COMPARISON ELECTRICAL AND HYDRAULIC PROPERTIES OF CARBON FELT IN DIVERSE DIELECTRIC LIQUIDS

Carbon felt substance having permeable structure and significant surface for electrochemical redox reactions in electrolytes is a wide-spread material for electrodes in numerous applications such as redox flow batteries, fuel cells, electro-dialysis facilities, etc. Felt internal structure is composed by bonded together different lengths carbon filaments that resemble stochastically oriented channels having significantly changing cross-section and separated by carbon fibers. Felt hydraulic permeability is similar to a permeability of a porous media and is determined by internal empty volume and arrangement of carbon fibers. Its electro-conductivity is ensured by the closeness of carbon filaments yet mostly by the density of electrical interconnections between fibers. Both these properties (permeability and electrical conductivity) are extremely important for the efficient activities of electrochemical appliances. However, they are contradicting one to another when a felt is being pressed against the surface.

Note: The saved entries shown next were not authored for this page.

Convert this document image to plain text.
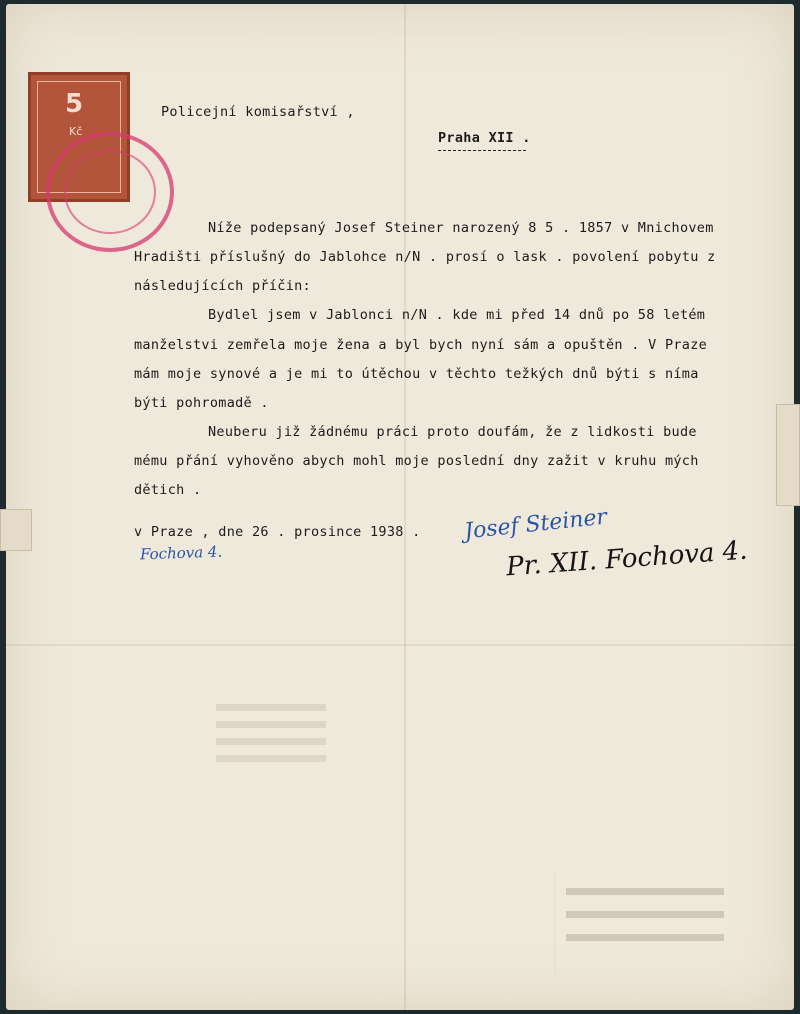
5
Kč
Policejní komisařství ,
Praha XII .
Níže podepsaný Josef Steiner narozený 8 5 . 1857 v Mnichovem
Hradišti příslušný do Jablohce n/N . prosí o lask . povolení pobytu z
následujících příčin:
Bydlel jsem v Jablonci n/N . kde mi před 14 dnů po 58 letém
manželstvi zemřela moje žena a byl bych nyní sám a opuštěn . V Praze
mám moje synové a je mi to útěchou v těchto težkých dnů býti s níma
býti pohromadě .
Neuberu již žádnému práci proto doufám, že z lidkosti bude
mému přání vyhověno abych mohl moje poslední dny zažit v kruhu mých
dětich .
v Praze , dne 26 . prosince 1938 .
Fochova 4.
Josef Steiner
Pr. XII. Fochova 4.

Compressed felt in spite of enhanced electrical and electrochemical parameters possess reduced hydrodynamic permeability as a result of a diminished volume of porous media and intrinsic channels. This circumstance causes increasing hydrodynamic expenditures of electrolyte pumping through electrodes and weakened cell (battery) efficiency. Designer of specific electrochemical system has to take into account both of these properties selecting optimal design of a cell.

Presented article provides the results of measurements of electrical and hydraulic properties of a carbon felt like a dry and immersed in several non-conductive liquids having different electrical permittivity. Obtained results were analytically analyzed and relations between liquid permittivity and electrical conductivity were found.